The rock and ice mechanics lab at Lamont-Doherty is led by PIs Heather Savage, Christine McCarthy and Ben Holtzman. We are in the process of growing our lab and building our experimental program. Along with a team of postdocs, undergrads, grads, and longtime staff engineer Ted, we are rehabilitating and revamping some of the old equipment and building new rigs for exciting new experiments on both rock and ice. You can follow along with our progress here.

Monday, 5 September 2011

An Introduction to the lab

So here is our rock mechanics lab. The thing is, the old lab used to be really big and full of lots of stuff. Lots and lots of stuff. They even had some stuff stored over in another building. Before they hired my boss, the University split this old lab into two smaller labs. With her "start up" fund, my boss had the floors and walls redone and new shelves and counter space installed.
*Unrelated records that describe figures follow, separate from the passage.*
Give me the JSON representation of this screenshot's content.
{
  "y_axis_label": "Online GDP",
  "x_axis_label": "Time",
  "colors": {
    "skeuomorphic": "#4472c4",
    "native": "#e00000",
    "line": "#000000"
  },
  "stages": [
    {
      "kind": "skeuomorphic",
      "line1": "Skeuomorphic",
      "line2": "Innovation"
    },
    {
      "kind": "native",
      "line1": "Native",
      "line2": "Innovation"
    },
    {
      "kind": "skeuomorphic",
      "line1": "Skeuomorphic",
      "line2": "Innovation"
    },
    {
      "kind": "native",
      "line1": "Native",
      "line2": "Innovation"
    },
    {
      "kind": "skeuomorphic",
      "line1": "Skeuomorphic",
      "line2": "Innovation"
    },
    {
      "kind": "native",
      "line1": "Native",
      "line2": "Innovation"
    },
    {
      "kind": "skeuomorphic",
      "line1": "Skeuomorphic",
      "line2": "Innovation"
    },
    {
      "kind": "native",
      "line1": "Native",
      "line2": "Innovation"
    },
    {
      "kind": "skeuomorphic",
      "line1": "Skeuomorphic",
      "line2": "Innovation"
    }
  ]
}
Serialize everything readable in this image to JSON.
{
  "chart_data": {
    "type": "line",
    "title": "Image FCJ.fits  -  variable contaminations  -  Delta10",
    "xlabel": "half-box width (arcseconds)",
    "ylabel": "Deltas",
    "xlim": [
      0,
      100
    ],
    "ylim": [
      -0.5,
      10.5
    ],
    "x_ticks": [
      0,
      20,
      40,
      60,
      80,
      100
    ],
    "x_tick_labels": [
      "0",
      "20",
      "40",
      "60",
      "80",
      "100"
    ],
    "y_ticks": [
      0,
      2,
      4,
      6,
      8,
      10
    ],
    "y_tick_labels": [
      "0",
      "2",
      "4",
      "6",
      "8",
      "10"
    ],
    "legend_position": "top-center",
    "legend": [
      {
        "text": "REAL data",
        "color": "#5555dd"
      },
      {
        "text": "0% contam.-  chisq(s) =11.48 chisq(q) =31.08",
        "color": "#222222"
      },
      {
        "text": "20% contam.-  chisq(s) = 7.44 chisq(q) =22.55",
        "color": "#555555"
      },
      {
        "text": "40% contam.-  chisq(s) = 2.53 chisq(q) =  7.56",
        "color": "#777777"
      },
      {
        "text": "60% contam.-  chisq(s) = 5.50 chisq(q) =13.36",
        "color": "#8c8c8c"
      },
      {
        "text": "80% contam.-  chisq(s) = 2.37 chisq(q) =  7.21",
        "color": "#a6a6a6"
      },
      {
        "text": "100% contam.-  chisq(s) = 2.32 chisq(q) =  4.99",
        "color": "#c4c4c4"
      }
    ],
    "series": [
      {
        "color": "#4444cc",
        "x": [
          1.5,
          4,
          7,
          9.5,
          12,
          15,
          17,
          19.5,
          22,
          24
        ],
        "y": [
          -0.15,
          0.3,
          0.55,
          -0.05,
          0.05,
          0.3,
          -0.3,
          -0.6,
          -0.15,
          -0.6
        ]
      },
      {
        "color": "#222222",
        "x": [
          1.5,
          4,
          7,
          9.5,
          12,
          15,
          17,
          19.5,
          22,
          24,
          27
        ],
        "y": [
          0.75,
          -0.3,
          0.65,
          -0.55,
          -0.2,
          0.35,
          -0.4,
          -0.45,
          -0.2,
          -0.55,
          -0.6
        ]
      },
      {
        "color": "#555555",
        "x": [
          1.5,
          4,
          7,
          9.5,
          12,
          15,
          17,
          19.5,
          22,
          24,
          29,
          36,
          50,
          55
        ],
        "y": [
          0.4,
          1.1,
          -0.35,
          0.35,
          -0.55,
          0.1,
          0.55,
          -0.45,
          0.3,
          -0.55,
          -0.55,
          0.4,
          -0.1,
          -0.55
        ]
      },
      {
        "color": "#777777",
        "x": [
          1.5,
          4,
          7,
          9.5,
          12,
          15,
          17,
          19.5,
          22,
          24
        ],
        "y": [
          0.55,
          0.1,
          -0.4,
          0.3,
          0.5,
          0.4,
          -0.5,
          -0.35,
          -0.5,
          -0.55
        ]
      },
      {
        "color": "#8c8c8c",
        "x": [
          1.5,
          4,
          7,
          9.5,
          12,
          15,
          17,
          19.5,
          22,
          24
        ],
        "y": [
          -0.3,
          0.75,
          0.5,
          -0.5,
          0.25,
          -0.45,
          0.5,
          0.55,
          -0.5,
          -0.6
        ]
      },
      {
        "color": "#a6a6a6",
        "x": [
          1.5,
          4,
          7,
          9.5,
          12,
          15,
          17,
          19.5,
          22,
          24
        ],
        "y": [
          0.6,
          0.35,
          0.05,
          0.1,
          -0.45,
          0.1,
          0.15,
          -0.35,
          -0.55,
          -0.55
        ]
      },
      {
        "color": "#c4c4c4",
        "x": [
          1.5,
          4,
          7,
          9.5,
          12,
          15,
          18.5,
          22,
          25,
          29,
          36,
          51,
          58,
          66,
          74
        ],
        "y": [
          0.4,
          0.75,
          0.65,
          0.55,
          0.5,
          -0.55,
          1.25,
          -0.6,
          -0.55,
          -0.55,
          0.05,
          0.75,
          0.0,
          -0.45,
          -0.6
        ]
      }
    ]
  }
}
When it was time to move back all the old equipment--including the stuff from that other building--there just wasn't enough room. So it was all piled up everywhere. I wish I took a picture of the way it looked a month ago when I first arrived. We have already done a lot of work finding new homes for things. But these pictures will give you the general idea.
 Above is the view from the front. This doesn't even look that bad. The blue and green metal cabinets behind the tool box and the mini drawers above the yellow box on the left are recent installations.
 Here is a view from the back of the lab. That lathe in the foreground is actually up on rollers and may or may not be fully operational. 
 Along the desktop. That section down at the end will eventually be a soldering station. Currently it is just known as the area where I throw the soldering irons (5 so far) when I find them in various parts of the lab.
 This is one of the back rooms, where the high pressure rig is kept. This is what the whole lab looked like one month ago.
And here is the other small back room. That big gray block in the middle is concrete that is connected to the building and the underlying foundation. It will be a great place to do creep experiments or other tests in which you want to reduce any outside vibrations. Right now we just use this as the room where we put the junkiest of the junk that we don't want to deal with any time soon.